One of the elements of George Couros‘s Innovator’s Mindset is being a risk taker. I would hazard a guess that most teachers aspire for their students to be risk takers. I know that when I was a math teacher I was constantly frustrated that my students just wanted to get the right anwer and were terrified of trying something just to see if it would work. Before I stopped teaching Math I did my best to address this issue, which led to a fair few blog posts (which have been fun to revist and I can’t resist listing here):
- Thoughts on Critical Inquiry
- Math and PBL ramblings
- Hockey Math
- Confessions of a Reformed Grader
- Thinking about Problem Solving
- Making Classroom Assessment Work for Student Learning
While wrestling with things like how grading impacts mindset, and frameworks to teach problem solving I tried to model risk taking for my students as I solved practice problems and made mistakes etc. It is only now however, as I read Innovate Inside The Box, that I realise my approach was missing authenticity as I was trying to model risk taking from the student perspective. For the kids to take me seriously I should have been modelling risk taking from my teacher perspective.
I think teachers have a much easier time telling students how to be risk takers, than being risk takers themselves.
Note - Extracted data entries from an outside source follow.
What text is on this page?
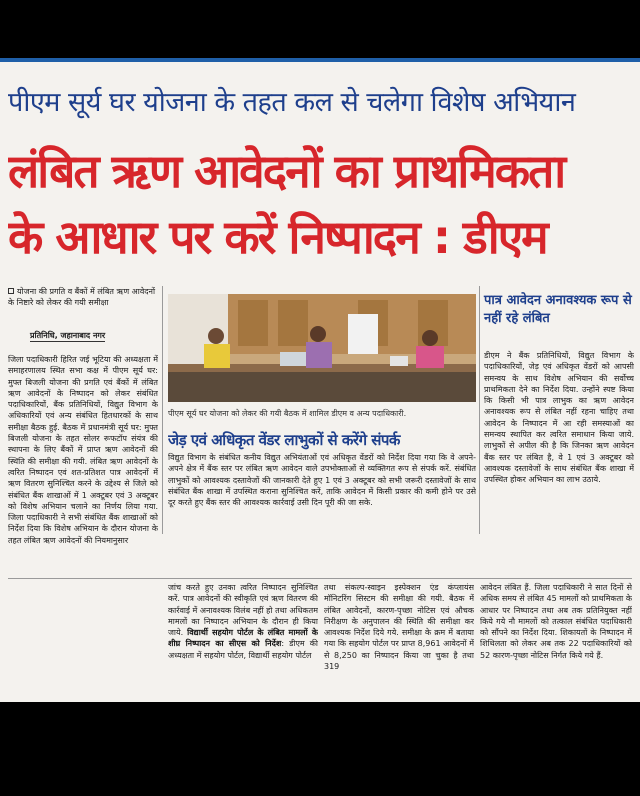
पीएम सूर्य घर योजना के तहत कल से चलेगा विशेष अभियान
लंबित ऋण आवेदनों का प्राथमिकता
के आधार पर करें निष्पादन : डीएम
योजना की प्रगति व बैंकों में लंबित ऋण आवेदनों के निष्टारे को लेकर की गयी समीक्षा
प्रतिनिधि, जहानाबाद नगर
जिला पदाधिकारी हिरित जई भूटिया की अध्यक्षता में समाहरणालय स्थित सभा कक्ष में पीएम सूर्य घर: मुफ्त बिजली योजना की प्रगति एवं बैंकों में लंबित ऋण आवेदनों के निष्पादन को लेकर संबंधित पदाधिकारियों, बैंक प्रतिनिधियों, विद्युत विभाग के अधिकारियों एवं अन्य संबंधित हितधारकों के साथ समीक्षा बैठक हुई. बैठक में प्रधानमंत्री सूर्य घर: मुफ्त बिजली योजना के तहत सोलर रूफटॉप संयंत्र की स्थापना के लिए बैंकों में प्राप्त ऋण आवेदनों की स्थिति की समीक्षा की गयी. लंबित ऋण आवेदनों के त्वरित निष्पादन एवं शत-प्रतिशत पात्र आवेदनों में ऋण वितरण सुनिश्चित करने के उद्देश्य से जिले को संबंधित बैंक शाखाओं में 1 अक्टूबर एवं 3 अक्टूबर को विशेष अभियान चलाने का निर्णय लिया गया. जिला पदाधिकारी ने सभी संबंधित बैंक शाखाओं को निर्देश दिया कि विशेष अभियान के दौरान योजना के तहत लंबित ऋण आवेदनों की नियमानुसार
पीएम सूर्य घर योजना को लेकर की गयी बैठक में शामिल डीएम व अन्य पदाधिकारी.
जेड़ एवं अधिकृत वेंडर लाभुकों से करेंगे संपर्क
विद्युत विभाग के संबंधित कनीय विद्युत अभियंताओं एवं अधिकृत वेंडरों को निर्देश दिया गया कि वे अपने-अपने क्षेत्र में बैंक स्तर पर लंबित ऋण आवेदन वाले उपभोक्ताओं से व्यक्तिगत रूप से संपर्क करें. संबंधित लाभुकों को आवश्यक दस्तावेजों की जानकारी देते हुए 1 एवं 3 अक्टूबर को सभी जरूरी दस्तावेजों के साथ संबंधित बैंक शाखा में उपस्थित कराना सुनिश्चित करें, ताकि आवेदन में किसी प्रकार की कमी होने पर उसे दूर करते हुए बैंक स्तर की आवश्यक कार्रवाई उसी दिन पूरी की जा सके.
पात्र आवेदन अनावश्यक रूप से नहीं रहे लंबित
डीएम ने बैंक प्रतिनिधियों, विद्युत विभाग के पदाधिकारियों, जेड़ एवं अधिकृत वेंडरों को आपसी समन्वय के साथ विशेष अभियान की सर्वोच्च प्राथमिकता देने का निर्देश दिया. उन्होंने स्पष्ट किया कि किसी भी पात्र लाभुक का ऋण आवेदन अनावश्यक रूप से लंबित नहीं रहना चाहिए तथा आवेदन के निष्पादन में आ रही समस्याओं का समन्वय स्थापित कर त्वरित समाधान किया जाये. लाभुकों से अपील की है कि जिनका ऋण आवेदन बैंक स्तर पर लंबित है, वे 1 एवं 3 अक्टूबर को आवश्यक दस्तावेजों के साथ संबंधित बैंक शाखा में उपस्थित होकर अभियान का लाभ उठाये.
जांच करते हुए उनका त्वरित निष्पादन सुनिश्चित करें. पात्र आवेदनों की स्वीकृति एवं ऋण वितरण की कार्रवाई में अनावश्यक विलंब नहीं हो तथा अधिकतम मामलों का निष्पादन अभियान के दौरान ही किया जाये. विद्यार्थी सहयोग पोर्टल के लंबित मामलों के शीघ्र निष्पादन का सीएस को निर्देश: डीएम की अध्यक्षता में सहयोग पोर्टल, विद्यार्थी सहयोग पोर्टल
तथा संकल्प-स्वाइन इस्पेक्शन एंड कंप्लायंस मॉनिटरिंग सिस्टम की समीक्षा की गयी. बैठक में लंबित आवेदनों, कारण-पृच्छा नोटिस एवं औचक निरीक्षण के अनुपालन की स्थिति की समीक्षा कर आवश्यक निर्देश दिये गये. समीक्षा के क्रम में बताया गया कि सहयोग पोर्टल पर प्राप्त 8,961 आवेदनों में से 8,250 का निष्पादन किया जा चुका है तथा 319
आवेदन लंबित हैं. जिला पदाधिकारी ने सात दिनों से अधिक समय से लंबित 45 मामलों को प्राथमिकता के आधार पर निष्पादन तथा अब तक प्रतिनियुक्त नहीं किये गये नौ मामलों को तत्काल संबंधित पदाधिकारी को सौंपने का निर्देश दिया. शिकायतों के निष्पादन में शिथिलता को लेकर अब तक 22 पदाधिकारियों को 52 कारण-पृच्छा नोटिस निर्गत किये गये हैं.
A few quotes from Innovate Inside the Box that resonated with me:
It is easy for teachers to fall into the trap of doing what is easy for them rather than trying to get better for the students.
When we focus on what could go wrong, we lose sight of what we could do right.
Risk means moving from the comfortable average in pursuit of a better unknown.
The ‘Ah Ha’ quote for me however was:
We need to give students opportunities to speak their minds and provide feedback about the impact of our lessons.
Now this is real risk taking for teachers. Asking students for real feedback on lessons, taking the feedback seriously and acting on it. This is taking a risk with something that matters to me as a teacher, my teaching skills and processes. The DESE Model Feedback Instruments & Administration Protocols shared in the book were a real eye opener. These are much more targeted and useful than “3 stars and a wish” type feedback. Here are the first 5 from the mini-form:
You can find and download all these questions from the DESE site. It occured to me that they would make a good Google Form. If this is of interest to anyone I made one up and a copy can be created by clicking this link:
So, I am commited to asking my students these kinds of questions this year and acting on their feedback. Hopefully by modelling authentic risk taking I can inspire a few more students to try it as well.